Infirmière pendant la Première Guerre mondiale de Sophie Humann. Un roman touchant, qui permet de découvrir la Première Guerre mondiale sous un angle différent et, peut-être, de donner envie de s’engager au service des plus démunis.
À partir de 11 ans : dialoguer et donner du sens
Les adolescents sont souvent submergés par l’actualité. Ils voient, lisent, partagent sur les réseaux.
Plutôt que de censurer, discutons : comment ils s’informent, ce qu’ils ressentent, ce qu’ils croient.
🟢 Tip concret :
- Encouragez-les à vérifier les sources, à distinguer faits et opinions.
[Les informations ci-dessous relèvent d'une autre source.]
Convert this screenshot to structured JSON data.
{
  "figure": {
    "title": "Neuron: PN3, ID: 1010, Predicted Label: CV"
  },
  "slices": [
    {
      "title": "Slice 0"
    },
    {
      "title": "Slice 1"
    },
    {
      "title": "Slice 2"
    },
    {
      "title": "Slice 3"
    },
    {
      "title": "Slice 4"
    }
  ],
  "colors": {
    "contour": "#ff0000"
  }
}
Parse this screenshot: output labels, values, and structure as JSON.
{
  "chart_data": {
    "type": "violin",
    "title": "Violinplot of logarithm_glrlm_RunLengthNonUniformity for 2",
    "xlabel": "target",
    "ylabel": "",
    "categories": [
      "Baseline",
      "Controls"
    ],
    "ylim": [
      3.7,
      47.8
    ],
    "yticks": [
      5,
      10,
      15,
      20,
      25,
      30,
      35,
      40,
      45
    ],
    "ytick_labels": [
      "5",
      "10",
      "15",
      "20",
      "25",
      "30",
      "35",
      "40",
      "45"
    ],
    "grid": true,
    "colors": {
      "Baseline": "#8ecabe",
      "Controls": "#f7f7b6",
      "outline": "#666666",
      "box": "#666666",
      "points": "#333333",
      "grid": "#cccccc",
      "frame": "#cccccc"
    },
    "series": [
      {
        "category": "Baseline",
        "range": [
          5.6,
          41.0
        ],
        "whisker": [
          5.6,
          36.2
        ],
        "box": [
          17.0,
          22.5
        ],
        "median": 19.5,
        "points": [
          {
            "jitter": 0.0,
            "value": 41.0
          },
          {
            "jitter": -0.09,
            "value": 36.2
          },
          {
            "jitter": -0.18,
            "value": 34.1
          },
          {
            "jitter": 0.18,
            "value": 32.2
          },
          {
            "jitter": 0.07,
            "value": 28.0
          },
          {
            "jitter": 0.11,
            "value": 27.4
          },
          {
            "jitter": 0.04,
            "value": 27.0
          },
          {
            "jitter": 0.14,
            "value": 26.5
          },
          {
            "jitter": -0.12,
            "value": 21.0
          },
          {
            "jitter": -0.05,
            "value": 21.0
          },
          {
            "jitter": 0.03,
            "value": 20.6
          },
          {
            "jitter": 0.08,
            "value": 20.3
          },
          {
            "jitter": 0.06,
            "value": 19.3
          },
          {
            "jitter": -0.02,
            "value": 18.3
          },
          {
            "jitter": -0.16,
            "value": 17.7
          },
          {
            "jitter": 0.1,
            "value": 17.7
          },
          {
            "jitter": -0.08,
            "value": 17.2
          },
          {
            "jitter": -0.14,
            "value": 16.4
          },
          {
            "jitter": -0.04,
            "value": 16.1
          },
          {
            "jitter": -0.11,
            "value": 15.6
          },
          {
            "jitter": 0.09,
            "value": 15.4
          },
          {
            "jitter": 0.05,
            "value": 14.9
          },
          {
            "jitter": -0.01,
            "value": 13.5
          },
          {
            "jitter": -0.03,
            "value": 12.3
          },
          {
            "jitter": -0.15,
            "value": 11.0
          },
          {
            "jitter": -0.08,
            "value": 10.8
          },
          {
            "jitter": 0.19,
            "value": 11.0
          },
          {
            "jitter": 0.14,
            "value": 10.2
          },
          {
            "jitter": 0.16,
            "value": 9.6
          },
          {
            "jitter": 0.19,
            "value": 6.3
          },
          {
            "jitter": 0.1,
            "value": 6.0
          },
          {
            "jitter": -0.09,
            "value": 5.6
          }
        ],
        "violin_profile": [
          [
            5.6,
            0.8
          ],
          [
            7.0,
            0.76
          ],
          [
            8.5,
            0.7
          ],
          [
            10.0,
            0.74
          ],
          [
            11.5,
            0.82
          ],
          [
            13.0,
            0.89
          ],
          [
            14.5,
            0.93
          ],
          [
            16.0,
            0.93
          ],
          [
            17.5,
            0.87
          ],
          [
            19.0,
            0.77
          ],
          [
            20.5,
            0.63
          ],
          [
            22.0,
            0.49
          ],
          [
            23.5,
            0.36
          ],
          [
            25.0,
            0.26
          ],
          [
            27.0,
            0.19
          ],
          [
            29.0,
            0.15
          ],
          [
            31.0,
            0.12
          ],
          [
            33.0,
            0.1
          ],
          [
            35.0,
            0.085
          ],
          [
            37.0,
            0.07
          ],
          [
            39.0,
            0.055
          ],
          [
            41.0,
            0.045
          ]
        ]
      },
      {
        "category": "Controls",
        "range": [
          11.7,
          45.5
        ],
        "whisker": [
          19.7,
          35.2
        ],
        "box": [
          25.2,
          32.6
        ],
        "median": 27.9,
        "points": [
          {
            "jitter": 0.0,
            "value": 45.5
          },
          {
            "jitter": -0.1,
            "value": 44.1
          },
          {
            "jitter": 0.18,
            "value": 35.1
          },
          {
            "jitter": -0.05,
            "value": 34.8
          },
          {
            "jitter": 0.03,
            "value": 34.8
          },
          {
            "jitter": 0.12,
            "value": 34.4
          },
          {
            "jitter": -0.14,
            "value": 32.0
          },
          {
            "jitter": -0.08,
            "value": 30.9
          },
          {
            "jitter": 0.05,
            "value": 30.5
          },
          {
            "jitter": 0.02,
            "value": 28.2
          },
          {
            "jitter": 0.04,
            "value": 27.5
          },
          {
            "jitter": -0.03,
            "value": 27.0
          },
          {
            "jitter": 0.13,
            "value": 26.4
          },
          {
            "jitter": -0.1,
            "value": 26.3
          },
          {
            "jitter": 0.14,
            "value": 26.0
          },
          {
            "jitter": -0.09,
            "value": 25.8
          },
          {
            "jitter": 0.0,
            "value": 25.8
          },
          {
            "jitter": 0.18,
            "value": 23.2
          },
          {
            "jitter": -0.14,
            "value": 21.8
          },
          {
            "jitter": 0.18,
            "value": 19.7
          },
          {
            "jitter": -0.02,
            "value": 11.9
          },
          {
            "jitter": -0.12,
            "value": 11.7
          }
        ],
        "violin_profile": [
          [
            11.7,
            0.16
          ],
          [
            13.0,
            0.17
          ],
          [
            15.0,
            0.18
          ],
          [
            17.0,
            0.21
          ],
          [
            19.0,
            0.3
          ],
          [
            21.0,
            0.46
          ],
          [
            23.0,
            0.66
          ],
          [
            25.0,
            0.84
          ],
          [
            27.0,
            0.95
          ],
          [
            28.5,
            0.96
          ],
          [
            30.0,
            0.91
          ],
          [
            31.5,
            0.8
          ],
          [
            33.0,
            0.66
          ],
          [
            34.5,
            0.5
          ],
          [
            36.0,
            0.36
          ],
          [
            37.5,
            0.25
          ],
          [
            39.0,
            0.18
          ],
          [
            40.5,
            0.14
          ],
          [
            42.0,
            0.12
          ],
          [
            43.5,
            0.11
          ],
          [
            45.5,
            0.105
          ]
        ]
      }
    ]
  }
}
- Proposez-leur des lectures qui ouvrent à la nuance et développent leur esprit critique.
- Lire ensemble un roman historique ou un témoignage permet d’apprendre à analyser sans se laisser happer par la peur.
💡 Exemples :
Cheval de guerre de Michael Morpurgo. L'auteur parvient à transformer la brutalité de la guerre en une ode à la tendresse et à l’espoir, rappelant que, même au cœur du chaos, la compassion demeure la plus belle des résistances.
La fée de Verdun de Philippe Nessmann. Le lecteur plonge à la fois dans le quotidien bouleversant des infirmières, véritables héroïnes de l’ombre, et dans l’univers vibrant de la musique.
En conclusion : la lecture comme rempart intérieur
Parler de la guerre, c’est aussi parler d’humanité.
Et si les mots manquent parfois, les livres, eux, savent trouver le ton juste.
Ils ne suppriment pas la peur, mais ils lui donnent du sens. Ils apprennent aux enfants à voir le monde sans se résigner, à cultiver la paix en eux pour mieux la semer autour d’eux.